Local Storage in Off-chain Workers

pallets/ocw-demo Try on playground View on GitHub

Remember we mentioned that off-chain workers (or ocw for short) cannot write directly to the blockchain state? This is why they have to submit transactions back on-chain. Fortunately, there is also local storage that persist across runs in off-chain workers. Storage is only local to off-chain workers and is not passed within the blockchain network.

Off-chain workers are asynchronously run at the end of block import. Since ocws are not limited by how long they run, at any single instance there could be multiple ocws running, being initiated by previous block imports. See diagram below.

More than one off-chain workers at a single instance

The storage has a similar API as their on-chain counterpart with get, set, and mutate. mutate is using a compare-and-set pattern. It compares the contents of a memory location with a given value and, only if they are the same, modifies the contents of that memory location to a new given value. This is done as a single atomic operation. The atomicity guarantees that the new value is calculated based on up-to-date information; if the value had been updated by another thread in the meantime, the write would fail.

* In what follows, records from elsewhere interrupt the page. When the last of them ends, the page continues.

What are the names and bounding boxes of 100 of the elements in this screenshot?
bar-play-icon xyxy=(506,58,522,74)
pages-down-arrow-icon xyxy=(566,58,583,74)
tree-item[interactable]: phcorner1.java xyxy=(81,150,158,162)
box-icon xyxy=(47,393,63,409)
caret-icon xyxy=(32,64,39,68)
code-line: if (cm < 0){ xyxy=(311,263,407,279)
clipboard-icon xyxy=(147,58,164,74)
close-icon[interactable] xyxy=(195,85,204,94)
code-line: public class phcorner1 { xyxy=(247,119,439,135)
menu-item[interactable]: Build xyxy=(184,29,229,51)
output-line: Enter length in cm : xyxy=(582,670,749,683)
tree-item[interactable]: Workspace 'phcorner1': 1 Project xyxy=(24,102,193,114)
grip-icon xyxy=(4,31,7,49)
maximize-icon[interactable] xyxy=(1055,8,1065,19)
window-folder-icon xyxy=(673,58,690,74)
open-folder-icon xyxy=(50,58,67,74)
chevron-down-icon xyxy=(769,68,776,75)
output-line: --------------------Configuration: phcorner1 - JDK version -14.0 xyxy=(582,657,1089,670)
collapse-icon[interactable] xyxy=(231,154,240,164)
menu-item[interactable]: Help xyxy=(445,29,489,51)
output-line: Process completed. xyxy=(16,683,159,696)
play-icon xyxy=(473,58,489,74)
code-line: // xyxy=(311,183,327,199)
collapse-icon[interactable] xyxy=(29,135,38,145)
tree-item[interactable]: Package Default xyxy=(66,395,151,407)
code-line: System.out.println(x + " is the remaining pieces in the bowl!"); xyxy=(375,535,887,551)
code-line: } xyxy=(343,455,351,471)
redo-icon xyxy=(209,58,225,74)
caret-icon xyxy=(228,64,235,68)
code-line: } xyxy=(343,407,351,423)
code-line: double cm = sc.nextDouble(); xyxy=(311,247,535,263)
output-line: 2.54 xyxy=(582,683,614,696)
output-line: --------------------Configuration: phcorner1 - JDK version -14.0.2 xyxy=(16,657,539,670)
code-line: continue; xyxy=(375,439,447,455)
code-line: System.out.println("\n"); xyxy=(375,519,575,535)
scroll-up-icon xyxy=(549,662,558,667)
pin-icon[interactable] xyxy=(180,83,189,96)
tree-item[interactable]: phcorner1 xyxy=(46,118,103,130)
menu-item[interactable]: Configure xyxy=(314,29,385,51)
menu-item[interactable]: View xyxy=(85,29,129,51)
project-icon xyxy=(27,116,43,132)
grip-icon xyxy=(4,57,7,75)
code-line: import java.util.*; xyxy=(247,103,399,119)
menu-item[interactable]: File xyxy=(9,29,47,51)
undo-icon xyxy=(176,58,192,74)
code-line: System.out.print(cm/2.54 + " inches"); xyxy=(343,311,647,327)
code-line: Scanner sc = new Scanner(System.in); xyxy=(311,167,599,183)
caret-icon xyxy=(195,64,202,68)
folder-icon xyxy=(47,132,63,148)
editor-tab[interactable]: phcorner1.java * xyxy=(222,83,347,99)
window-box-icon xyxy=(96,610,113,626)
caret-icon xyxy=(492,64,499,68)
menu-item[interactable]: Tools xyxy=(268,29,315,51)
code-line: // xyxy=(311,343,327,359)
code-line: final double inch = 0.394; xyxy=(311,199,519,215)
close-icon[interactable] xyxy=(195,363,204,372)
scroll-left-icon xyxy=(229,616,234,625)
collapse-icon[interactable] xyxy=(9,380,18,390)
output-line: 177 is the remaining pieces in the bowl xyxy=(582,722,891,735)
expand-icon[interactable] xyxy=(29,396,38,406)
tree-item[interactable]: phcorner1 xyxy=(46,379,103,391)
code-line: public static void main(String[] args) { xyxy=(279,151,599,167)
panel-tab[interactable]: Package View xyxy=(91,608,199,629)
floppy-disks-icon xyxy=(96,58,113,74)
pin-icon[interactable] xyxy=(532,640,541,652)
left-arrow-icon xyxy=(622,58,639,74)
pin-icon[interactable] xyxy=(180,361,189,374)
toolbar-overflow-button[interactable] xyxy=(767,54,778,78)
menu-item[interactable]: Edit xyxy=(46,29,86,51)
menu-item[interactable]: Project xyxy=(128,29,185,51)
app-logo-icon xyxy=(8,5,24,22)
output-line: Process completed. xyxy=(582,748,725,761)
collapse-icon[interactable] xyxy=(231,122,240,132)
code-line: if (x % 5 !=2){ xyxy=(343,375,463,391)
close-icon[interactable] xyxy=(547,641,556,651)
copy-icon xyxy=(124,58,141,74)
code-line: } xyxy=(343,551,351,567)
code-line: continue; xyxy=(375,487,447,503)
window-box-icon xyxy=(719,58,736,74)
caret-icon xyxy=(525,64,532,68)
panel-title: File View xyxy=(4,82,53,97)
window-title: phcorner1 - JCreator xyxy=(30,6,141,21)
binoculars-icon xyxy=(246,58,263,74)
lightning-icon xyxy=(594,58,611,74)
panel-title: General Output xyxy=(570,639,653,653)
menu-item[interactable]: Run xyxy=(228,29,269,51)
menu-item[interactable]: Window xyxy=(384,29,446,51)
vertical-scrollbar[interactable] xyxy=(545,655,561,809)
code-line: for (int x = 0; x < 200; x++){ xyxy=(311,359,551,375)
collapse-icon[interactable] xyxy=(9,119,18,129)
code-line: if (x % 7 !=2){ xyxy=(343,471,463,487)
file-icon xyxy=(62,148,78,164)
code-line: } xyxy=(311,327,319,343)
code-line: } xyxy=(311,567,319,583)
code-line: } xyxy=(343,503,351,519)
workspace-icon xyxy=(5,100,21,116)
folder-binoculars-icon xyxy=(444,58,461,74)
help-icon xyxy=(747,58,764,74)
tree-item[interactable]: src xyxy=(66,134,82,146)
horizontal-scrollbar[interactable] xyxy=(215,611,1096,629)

In this recipe, we will add a cache and lock over our previous http fetching example. If the cached value existed, we will return using the cached value. Otherwise we acquire the lock, fetch from github public API, and save it to the cahce.

Setup

In the fetch_if_needed() function, we first define a storage reference used by the off-chain worker.


#![allow(unused)]
fn main() {
fn fetch_github_info() -> Result<(), Error<T>> {
	// Create a reference to Local Storage value.
	// Since the local storage is common for all offchain workers, it's a good practice
	// to prepend our entry with the pallet name.
	let s_info = StorageValueRef::persistent(b"offchain-demo::gh-info");
	// ...
}
}

We pass in a key as our storage key. As storage keys are namespaced globally, a good practice would be to prepend our pallet name in front of our storage key.

Access

Once we have the storage reference, we can access the storage via get, set, and mutate. Let's demonstrate the mutate function as the usage of the remaining two functions are pretty self-explanatory.

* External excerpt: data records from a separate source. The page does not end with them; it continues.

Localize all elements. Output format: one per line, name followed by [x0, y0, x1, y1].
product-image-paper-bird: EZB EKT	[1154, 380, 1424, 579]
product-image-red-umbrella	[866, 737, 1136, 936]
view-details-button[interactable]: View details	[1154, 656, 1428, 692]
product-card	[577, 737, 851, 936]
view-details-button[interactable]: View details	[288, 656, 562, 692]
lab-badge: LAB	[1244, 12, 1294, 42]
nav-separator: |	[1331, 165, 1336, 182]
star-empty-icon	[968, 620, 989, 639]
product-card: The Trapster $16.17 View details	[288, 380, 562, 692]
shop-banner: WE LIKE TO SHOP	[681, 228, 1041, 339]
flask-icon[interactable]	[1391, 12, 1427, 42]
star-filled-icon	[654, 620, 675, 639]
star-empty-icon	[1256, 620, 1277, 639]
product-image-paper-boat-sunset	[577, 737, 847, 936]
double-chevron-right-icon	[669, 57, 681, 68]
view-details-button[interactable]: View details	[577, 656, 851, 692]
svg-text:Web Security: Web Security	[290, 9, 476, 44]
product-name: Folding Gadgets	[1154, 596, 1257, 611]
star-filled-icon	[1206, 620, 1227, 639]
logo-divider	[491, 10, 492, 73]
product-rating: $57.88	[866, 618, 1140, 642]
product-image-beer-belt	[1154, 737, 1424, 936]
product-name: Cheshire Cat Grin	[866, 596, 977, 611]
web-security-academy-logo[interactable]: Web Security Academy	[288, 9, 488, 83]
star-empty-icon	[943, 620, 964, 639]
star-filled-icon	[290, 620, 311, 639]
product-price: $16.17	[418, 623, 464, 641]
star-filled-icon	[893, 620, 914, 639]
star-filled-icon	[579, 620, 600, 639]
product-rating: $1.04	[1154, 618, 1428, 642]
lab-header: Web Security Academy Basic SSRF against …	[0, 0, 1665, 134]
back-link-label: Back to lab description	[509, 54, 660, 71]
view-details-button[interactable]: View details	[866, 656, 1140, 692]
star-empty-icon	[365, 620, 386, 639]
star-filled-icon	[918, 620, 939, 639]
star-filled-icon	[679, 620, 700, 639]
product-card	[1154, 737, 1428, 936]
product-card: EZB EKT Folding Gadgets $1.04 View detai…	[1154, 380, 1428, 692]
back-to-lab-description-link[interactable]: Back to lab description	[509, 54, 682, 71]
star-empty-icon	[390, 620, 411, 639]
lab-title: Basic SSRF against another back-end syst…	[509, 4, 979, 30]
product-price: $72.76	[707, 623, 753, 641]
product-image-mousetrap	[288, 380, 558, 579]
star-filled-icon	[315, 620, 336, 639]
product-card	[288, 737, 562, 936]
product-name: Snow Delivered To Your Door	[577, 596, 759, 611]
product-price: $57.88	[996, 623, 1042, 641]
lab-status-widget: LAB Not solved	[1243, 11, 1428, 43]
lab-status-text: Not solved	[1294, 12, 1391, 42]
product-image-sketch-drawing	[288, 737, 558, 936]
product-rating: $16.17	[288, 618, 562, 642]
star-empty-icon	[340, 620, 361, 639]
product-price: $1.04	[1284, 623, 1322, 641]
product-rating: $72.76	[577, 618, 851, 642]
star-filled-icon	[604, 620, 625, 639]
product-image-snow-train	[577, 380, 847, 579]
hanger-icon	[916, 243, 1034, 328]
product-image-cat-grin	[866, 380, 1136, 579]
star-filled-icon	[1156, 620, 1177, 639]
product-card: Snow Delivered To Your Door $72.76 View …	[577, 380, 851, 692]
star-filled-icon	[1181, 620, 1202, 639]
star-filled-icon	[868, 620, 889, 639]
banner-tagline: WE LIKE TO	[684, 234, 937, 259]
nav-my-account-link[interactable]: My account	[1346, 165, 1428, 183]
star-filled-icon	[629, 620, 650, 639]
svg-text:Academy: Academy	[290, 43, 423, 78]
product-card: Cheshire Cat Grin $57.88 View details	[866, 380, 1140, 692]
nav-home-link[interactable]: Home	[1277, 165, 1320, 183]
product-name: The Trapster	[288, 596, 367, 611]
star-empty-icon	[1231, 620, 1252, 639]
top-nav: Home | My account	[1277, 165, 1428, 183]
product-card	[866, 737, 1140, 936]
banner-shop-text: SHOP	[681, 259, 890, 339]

We first check if the github info has been fetched and cached.


#![allow(unused)]
fn main() {
fn fetch_github_info() -> Result<(), Error<T>> {
	// ...
	if let Some(Some(gh_info)) = s_info.get::<GithubInfo>() {
		// gh-info has already been fetched. Return early.
		debug::info!("cached gh-info: {:?}", gh_info);
		return Ok(());
	}
	// ...
}
}

We then define a lock and try to acquire it before fetching github info.


#![allow(unused)]
fn main() {
fn fetch_if_needed() -> Result<(), Error<T>> {
	//...
	// off-chain storage can be accessed by off-chain workers from multiple runs, so we want to lock
	//   it before doing heavy computations and write operations.
	// ref: https://substrate.dev/rustdocs/v2.0.0-rc3/sp_runtime/offchain/storage_lock/index.html
	//
	// There are four ways of defining a lock:
	//   1) `new` - lock with default time and block exipration
	//   2) `with_deadline` - lock with default block but custom time exipration
	//   3) `with_block_deadline` - lock with default time but custom block exipration
	//   4) `with_block_and_time_deadline` - lock with custom time and block exipration
	// Here we choose the most custom one for demonstration purpose.
	let mut lock = StorageLock::<BlockAndTime<Self>>::with_block_and_time_deadline(
		b"offchain-demo::lock",
		LOCK_BLOCK_EXPIRATION,
		rt_offchain::Duration::from_millis(LOCK_TIMEOUT_EXPIRATION)
	);

	// We try to acquire the lock here. If failed, we know the fetching logic inside is being
	//   executed by previous run of ocw, so the function just returns.
	// ref: https://substrate.dev/rustdocs/v2.0.0-rc3/sp_runtime/offchain/storage_lock/struct.StorageLock.html#method.try_lock
	if let Ok(_guard) = lock.try_lock() {
		// fetching logic here ...
	}

	//...
}
}

We then perform the fetch after the lock is acquired


#![allow(unused)]
fn main() {
fn fetch_if_needed() -> Result<(), Error<T>> {
	// ...
	if let Ok(_guard) = lock.try_lock() {
		match Self::fetch_n_parse() {
			Ok(gh_info) => { s_info.set(&gh_info); }
			Err(err) => { return Err(err); }
		}
	}

	Ok(())
}
}

Finally when the _guard variable goes out of scope, the lock is released.